Un abri de piscine, c'est d'abord une question de hauteur. Pas de budget, pas de style : hauteur. Ce paramètre détermine si vous pouvez vous tenir debout dedans, s'il faut un permis de construire, combien il coûte et quel gain de température vous obtenez. Pourtant, la plupart des guides vendus sur le sujet glissent là-dessus en trois lignes avant d'enchaîner sur les matériaux et les finitions.
Ce guide part dans l'autre sens : d'abord les types et leurs contraintes réelles, ensuite le reste.

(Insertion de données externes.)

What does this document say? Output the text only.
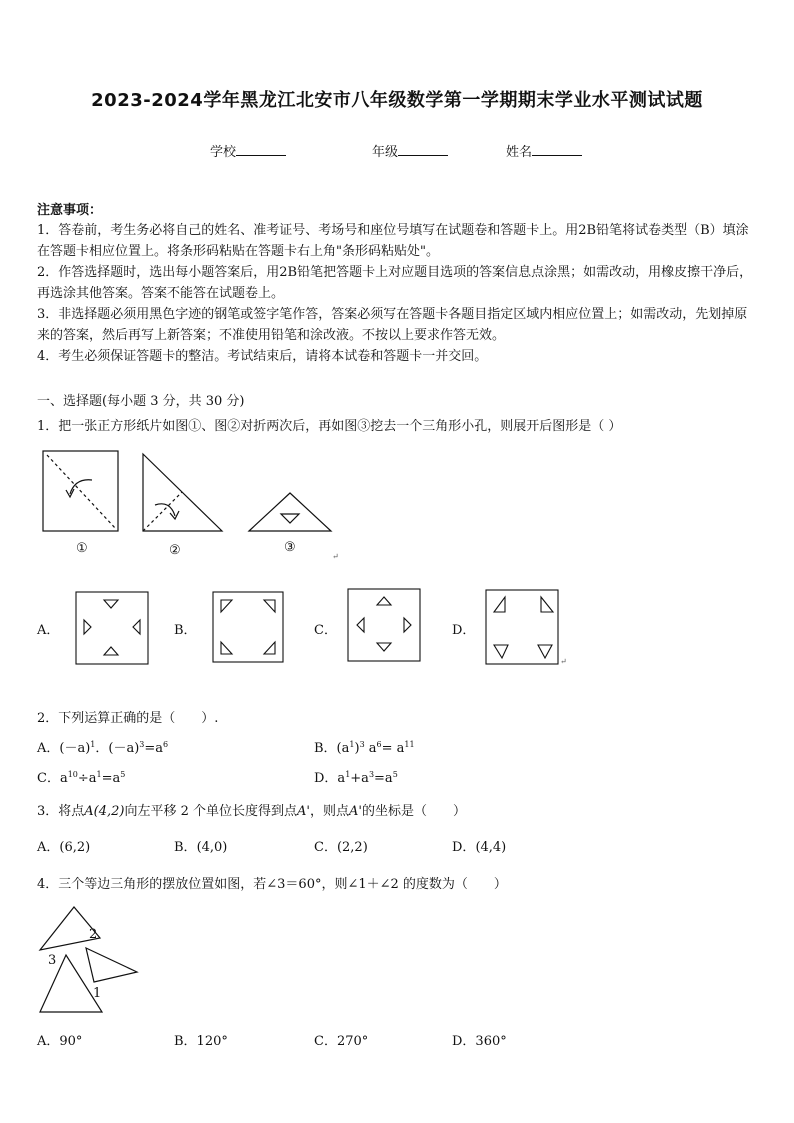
2023-2024学年黑龙江北安市八年级数学第一学期期末学业水平测试试题
学校	年级	姓名
注意事项：
1．答卷前，考生务必将自己的姓名、准考证号、考场号和座位号填写在试题卷和答题卡上。用2B铅笔将试卷类型（B）填涂在答题卡相应位置上。将条形码粘贴在答题卡右上角"条形码粘贴处"。
2．作答选择题时，选出每小题答案后，用2B铅笔把答题卡上对应题目选项的答案信息点涂黑；如需改动，用橡皮擦干净后，再选涂其他答案。答案不能答在试题卷上。
3．非选择题必须用黑色字迹的钢笔或签字笔作答，答案必须写在答题卡各题目指定区域内相应位置上；如需改动，先划掉原来的答案，然后再写上新答案；不准使用铅笔和涂改液。不按以上要求作答无效。
4．考生必须保证答题卡的整洁。考试结束后，请将本试卷和答题卡一并交回。
一、选择题(每小题 3 分，共 30 分)
1．把一张正方形纸片如图①、图②对折两次后，再如图③挖去一个三角形小孔，则展开后图形是（ ）
↵
↵
①	②	③
A．	B．	C．	D．
2．下列运算正确的是（　　）.
A．$(-a)^1$．$(-a)^3=a^6$	B．$(a^1)^3$ $a^6= a^{11}$
C．$a^{10}\div a^1=a^5$	D．$a^1+a^3=a^5$
3．将点A(4,2)向左平移 2 个单位长度得到点A'，则点A'的坐标是（　　）
A．(6,2)	B．(4,0)	C．(2,2)	D．(4,4)
4．三个等边三角形的摆放位置如图，若∠3＝60°，则∠1＋∠2 的度数为（　　）
2
3
1
A．90°	B．120°	C．270°	D．360°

Les 5 grandes familles d'abris de piscine
Abri bas (hauteur 60-90 cm)
Le bas est le modèle d'entrée. Sa hauteur ne dépasse pas 90 cm, parfois 60 cm sur les versions les plus plates. Il ne permet pas d'entrer debout dans la zone couverte : on soulève une section pour accéder au bassin.
Son avantage principal est fiscal. En dessous de 1,80 m de hauteur, l'abri ne nécessite en général qu'une déclaration préalable de travaux (ou rien du tout selon les communes), pas de permis de construire. Le seuil exact dépend de la surface couverte et du PLU local, mais l'abri bas échappe dans la grande majorité des cas aux contraintes d'un abri haut.
Côté thermique, un abri bas sur rails augmente la température de l'eau de 4 à 7°C en moyenne sur la saison, selon l'exposition et la qualité du polycarbonate. C'est l'effet de serre fermé : l'air emprisonné entre la surface et les parois chauffe rapidement.
Prix constatés : 2 000 à 7 000 € pour un bassin 8×4 m, pose non comprise. Les kits « prêts à poser » en kit aluminium-polycarbonate sont vendus entre 2 500 et 4 500 €.
Inconvénient : encombrement visuel. L'abri bas reste visible en permanence sur la plage et peut buter contre la clôture ou la haie. Certaines communes imposent un retrait minimal par rapport aux limites de propriété.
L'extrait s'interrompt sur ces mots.